Imagine being a Maasai herdsman, peacefully tending your cattle, when suddenly the ground erupts in molten lava, spewing fire and fury seemingly out of nowhere. And this wasn’t in some ancient, mythical past — this was a mere 500 years ago. Understandably, the people believed the devil himself had emerged, and so they named this otherworldly place Shetani — Swahili for demon. Some even say the cries of those buried by the lava as recently as 200 years ago can still be heard on certain nights. Take that, Peter Weir.
Today, the Shetani Lava Flows stretch across 50 square kilometres of Tsavo West National Park, a vast expanse of folded black lava so rugged and sharp it could shred a good pair of hiking boots in minutes.
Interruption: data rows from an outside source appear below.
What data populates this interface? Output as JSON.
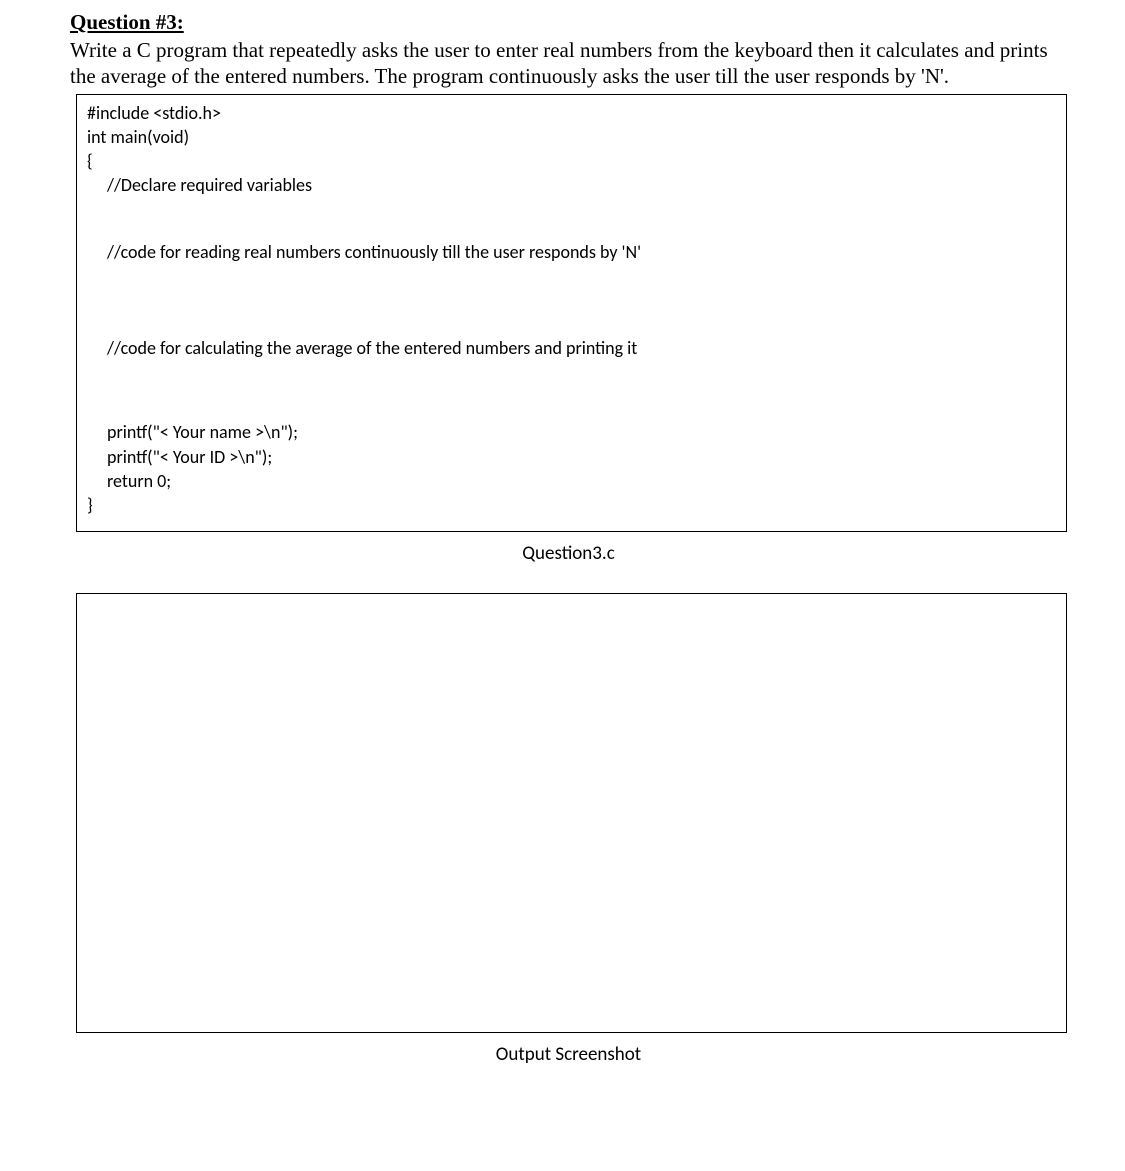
{
  "question": {
    "title": "Question #3:",
    "text": "Write a C program that repeatedly asks the user to enter real numbers from the keyboard then it calculates and prints the average of the entered numbers. The program continuously asks the user till the user responds by 'N'."
  },
  "code": {
    "line1": "#include <stdio.h>",
    "line2": "int main(void)",
    "line3": "{",
    "comment1": "//Declare required variables",
    "comment2": "//code for reading real numbers continuously till the user responds by 'N'",
    "comment3": "//code for calculating the average of the entered numbers and printing it",
    "line_printf1": "printf(\"< Your name >\\n\");",
    "line_printf2": "printf(\"< Your ID >\\n\");",
    "line_return": "return 0;",
    "line_close": "}"
  },
  "captions": {
    "code_caption": "Question3.c",
    "output_caption": "Output Screenshot"
  }
}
It’s an eerie, raw and breathtakingly beautiful scene.
As a retiree with nothing better to do than roam Africa with dear friends (and take orders from a bossy daughter), I found myself on a day’s adventure to Tsavo, tasked with reporting back on whether it might be a good experience for our guests staying at Angama Amboseli.
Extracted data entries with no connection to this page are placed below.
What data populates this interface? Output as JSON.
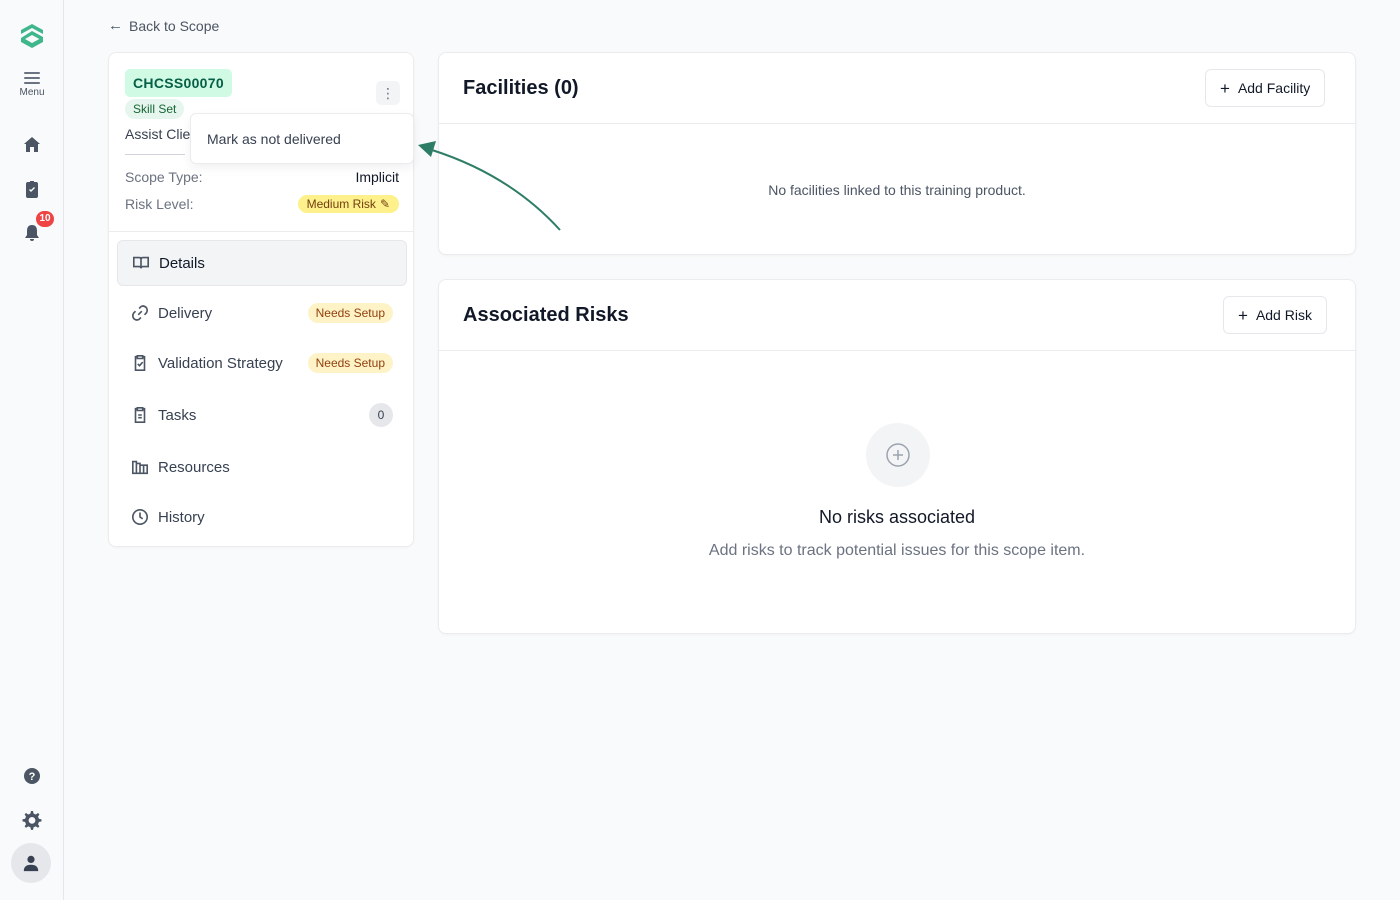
{
  "nav_rail": {
    "menu_label": "Menu",
    "notification_count": "10"
  },
  "back_link": {
    "label": "Back to Scope"
  },
  "scope_item": {
    "code": "CHCSS00070",
    "type_badge": "Skill Set",
    "title_truncated": "Assist Clie",
    "scope_type_label": "Scope Type:",
    "scope_type_value": "Implicit",
    "risk_level_label": "Risk Level:",
    "risk_level_value": "Medium Risk"
  },
  "dropdown": {
    "item": "Mark as not delivered"
  },
  "side_nav": {
    "items": [
      {
        "label": "Details",
        "icon": "book-open-icon",
        "active": true
      },
      {
        "label": "Delivery",
        "icon": "link-icon",
        "badge": "Needs Setup"
      },
      {
        "label": "Validation Strategy",
        "icon": "clipboard-check-icon",
        "badge": "Needs Setup"
      },
      {
        "label": "Tasks",
        "icon": "clipboard-icon",
        "count": "0"
      },
      {
        "label": "Resources",
        "icon": "library-icon"
      },
      {
        "label": "History",
        "icon": "clock-icon"
      }
    ]
  },
  "facilities": {
    "title": "Facilities (0)",
    "add_button": "Add Facility",
    "empty_text": "No facilities linked to this training product."
  },
  "risks": {
    "title": "Associated Risks",
    "add_button": "Add Risk",
    "empty_title": "No risks associated",
    "empty_subtitle": "Add risks to track potential issues for this scope item."
  },
  "colors": {
    "brand_green": "#3fb68b",
    "code_badge_bg": "#d1fae5",
    "risk_pill_bg": "#fef08a",
    "needs_setup_bg": "#fef3c7",
    "notification_red": "#ef4444",
    "annotation_arrow": "#2e7d66"
  }
}
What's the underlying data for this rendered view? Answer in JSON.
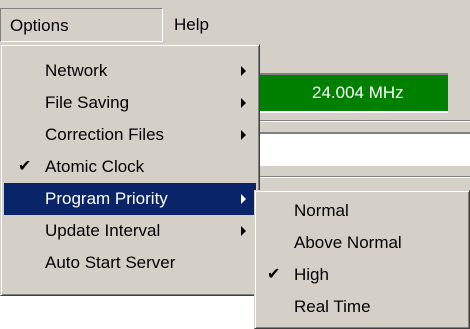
{
  "menubar": {
    "options_label": "Options",
    "help_label": "Help"
  },
  "background": {
    "frequency_text": "24.004 MHz",
    "frequency_bg_color": "#008000"
  },
  "options_menu": {
    "items": [
      {
        "label": "Network",
        "checked": false,
        "has_submenu": true,
        "highlighted": false
      },
      {
        "label": "File Saving",
        "checked": false,
        "has_submenu": true,
        "highlighted": false
      },
      {
        "label": "Correction Files",
        "checked": false,
        "has_submenu": true,
        "highlighted": false
      },
      {
        "label": "Atomic Clock",
        "checked": true,
        "has_submenu": false,
        "highlighted": false
      },
      {
        "label": "Program Priority",
        "checked": false,
        "has_submenu": true,
        "highlighted": true
      },
      {
        "label": "Update Interval",
        "checked": false,
        "has_submenu": true,
        "highlighted": false
      },
      {
        "label": "Auto Start Server",
        "checked": false,
        "has_submenu": false,
        "highlighted": false
      }
    ]
  },
  "priority_menu": {
    "items": [
      {
        "label": "Normal",
        "checked": false
      },
      {
        "label": "Above Normal",
        "checked": false
      },
      {
        "label": "High",
        "checked": true
      },
      {
        "label": "Real Time",
        "checked": false
      }
    ]
  },
  "icons": {
    "check_glyph": "✔",
    "highlight_color": "#0a246a",
    "menu_bg_color": "#d4d0c8"
  }
}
My travel companions? Joel from West Village NYC, Dave the Aussie surfer, Angama Amboseli Guide Salash and Butler Andrew — who, despite being born in Kilimanjaro’s foothills, had never set foot in Tsavo — and General Manager Collins for good measure. Packed into the safari vehicle with a double picnic (because heaven forbid we starve), we set off at first light.
Kili was up early, arranging her snowy cap just so, and even Mawenzi made an appearance thanks to recent rains. We pootled along for two hours, headed to the soft Chyulu Hills in the distance before reaching Tsavo. Now, Tsavo is neither the Mara nor Amboseli — think more rugged and fringe-eared oryx or a lesser kudu around each corner.
Another hour later, our stomachs making their breakfast demands known, we caught our first glimpse of the demon through the thick bush. Then, around one last corner, there it was: from horizon to horizon, a sea of black, sculpted lava, both mesmerizing and menacing. We leapt out, ready to explore — until we realised the terrain was not to be trifled with. I made it about 50 meters before deciding breakfast was the wiser choice.
Standing in the heart of such a wild and unforgiving landscape, camera in one hand and coffee in the other, I was struck by how astonishingly beautiful, cruel, and fascinating this place is. Is it for everyone? Probably not. Would I go back? In a heartbeat.
Our picnic lunch was demolished at Mzima Springs, another Tsavo gem. Though in my view, Shetani steals the show. That said, Mzima is still a revelation — crystal-clear pools teeming with fish, crocodiles, and hippos, all set against the dry , crunchy lava landscape. It’s like stumbling upon an aquarium in the middle of the African bush.
If you remember the early wildlife films of Alan and Joan Root, you might recall Mzima: Portrait of a Spring, released over 40 years ago. Watch hippos moonwalking and spotted-necked otters harassing a hapless terrapin — it’s classic. Just in case you were thinking of filming underwater in the African bush, though, a word of caution: Joan once had her face mask bitten off by a particularly irate hippo. Inches closer, and she’d have lost her head entirely. Alan wasn’t spared either — he nearly lost a leg to the same beast. So… perhaps not.